For 21-year-old Gianna, one of three young porn actors we follow in episode one, porn was how she educated herself. “My whole sex education was me going to a class and them forcing us to sign a card that said we would be abstinent until we got married,” she says. “That was it.” Kendra, her friend and fellow porn actor, agrees. “I feel like I was watching porn at such a young age because I never got real sex education. If I had been educated on sex, I wouldn’t have been having it at 13 years old.” Sex was never talked about, and yet, as the documentary tells us, it was only ever one click away.
Not that any of the actors regret their choice of career. “Today was not work,” says Kendra. “I turned up, I f****d a guy, I got paid.” Gianna earns around $1,500 (£1,200) for three hours of work. When she was a teenager, she “felt guilty for enjoying sex. That’s why I love porn.
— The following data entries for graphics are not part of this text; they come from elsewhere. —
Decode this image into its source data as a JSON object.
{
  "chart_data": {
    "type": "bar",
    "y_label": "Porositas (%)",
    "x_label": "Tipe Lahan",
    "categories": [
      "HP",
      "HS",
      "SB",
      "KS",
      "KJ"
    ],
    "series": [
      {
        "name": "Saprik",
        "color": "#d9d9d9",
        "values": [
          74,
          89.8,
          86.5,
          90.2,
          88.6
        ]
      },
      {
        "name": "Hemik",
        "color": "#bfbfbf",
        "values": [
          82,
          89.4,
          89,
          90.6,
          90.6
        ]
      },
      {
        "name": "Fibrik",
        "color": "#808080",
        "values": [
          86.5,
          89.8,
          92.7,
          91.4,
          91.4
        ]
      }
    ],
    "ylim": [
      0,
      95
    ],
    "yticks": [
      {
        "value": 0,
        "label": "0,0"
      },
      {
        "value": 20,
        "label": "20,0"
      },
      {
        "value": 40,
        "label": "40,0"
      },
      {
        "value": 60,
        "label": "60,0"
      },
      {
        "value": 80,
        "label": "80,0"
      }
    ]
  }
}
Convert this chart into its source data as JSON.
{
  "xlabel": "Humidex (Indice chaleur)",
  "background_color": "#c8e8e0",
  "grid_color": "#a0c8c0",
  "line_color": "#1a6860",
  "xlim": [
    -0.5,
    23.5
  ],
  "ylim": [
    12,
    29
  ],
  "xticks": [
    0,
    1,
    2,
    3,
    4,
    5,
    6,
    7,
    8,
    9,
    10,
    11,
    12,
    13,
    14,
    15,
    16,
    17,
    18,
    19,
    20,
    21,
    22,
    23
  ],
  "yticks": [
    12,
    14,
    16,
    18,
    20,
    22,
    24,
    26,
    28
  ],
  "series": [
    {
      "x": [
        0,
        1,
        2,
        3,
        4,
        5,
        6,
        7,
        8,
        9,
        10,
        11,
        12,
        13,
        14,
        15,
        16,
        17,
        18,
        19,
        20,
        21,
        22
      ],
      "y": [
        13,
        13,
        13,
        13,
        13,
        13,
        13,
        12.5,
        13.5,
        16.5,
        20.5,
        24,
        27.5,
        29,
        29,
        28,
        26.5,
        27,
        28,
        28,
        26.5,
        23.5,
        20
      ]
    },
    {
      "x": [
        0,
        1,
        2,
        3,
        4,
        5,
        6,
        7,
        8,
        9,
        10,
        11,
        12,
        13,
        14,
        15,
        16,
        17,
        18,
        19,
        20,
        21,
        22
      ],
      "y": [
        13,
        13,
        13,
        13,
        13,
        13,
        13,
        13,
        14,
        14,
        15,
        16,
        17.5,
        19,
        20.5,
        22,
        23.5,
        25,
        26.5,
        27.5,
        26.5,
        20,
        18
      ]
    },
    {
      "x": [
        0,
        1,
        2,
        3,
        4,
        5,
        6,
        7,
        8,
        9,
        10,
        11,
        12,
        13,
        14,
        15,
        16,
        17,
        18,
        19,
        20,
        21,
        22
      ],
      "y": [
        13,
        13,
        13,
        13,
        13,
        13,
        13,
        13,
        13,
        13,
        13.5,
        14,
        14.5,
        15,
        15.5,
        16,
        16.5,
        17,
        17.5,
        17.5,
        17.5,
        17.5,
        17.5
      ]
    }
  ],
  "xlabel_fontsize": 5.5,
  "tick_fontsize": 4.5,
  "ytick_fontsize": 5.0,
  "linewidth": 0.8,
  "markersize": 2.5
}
I can be myself.”
Gianna is clearly delighted when she ends up on the cover of Penthouse Magazine. Nath has a theory about that. “The same generation who have grown up with pornography on the internet is also the generation that is under pressure to be noticed and have an identity that makes them stand out amongst their peers,” he says. “This is a career that turns you into somebody rather than nobody. It’s interesting where the gulf is between Love Island and the choice to be in a porn film. I’m not saying they’re the same thing, but there is a similar notion of being noticed as a young person.”
Neither Nath nor Beard profess to feel any judgement towards those who participate in porn – or indeed watch it. But they are concerned about how easy it is – as demonstrated in episode one by the creator of cult porn series Fake Taxi – for children to access it. “One of the characters who crops up later in the series,” says Beard, “when he started making porn, you literally had to go into an adult bookstore to buy it. So you had to at least look 18, and that was quite an intimidating idea. That’s who he’s still making porn for in his head, but the reality is that the new shop window is the internet, and he has no control over who sees that.”
So how do we fix that? “Everyone sort of passes the buck about whose responsibility it is,” he says. “Parents would quite like schools to deal with it, schools would quite like parents to talk about it, and they’d all probably prefer it if there was some sort of restriction that would stop producers allowing children to watch it. But then the producers would say, ‘No, it’s the responsibility of parents to make sure that children under 18 aren’t watching’. It’s this constant cycle of who is responsible for having this discussion, with no one ever really coming up with a sensible solution for it… including us.”
Still, in their eyes, just having the conversation is valuable. “It’s a conversation you avoid otherwise,” says Nath of the talking heads sections of Generation Porn, “but if someone comes in with a camera and lights and you’ve agreed to talk about pornography for two hours, then the conversation’s being forced, in a way.” He laughs. “It’s a shame we can’t get round 25 million households in Britain.”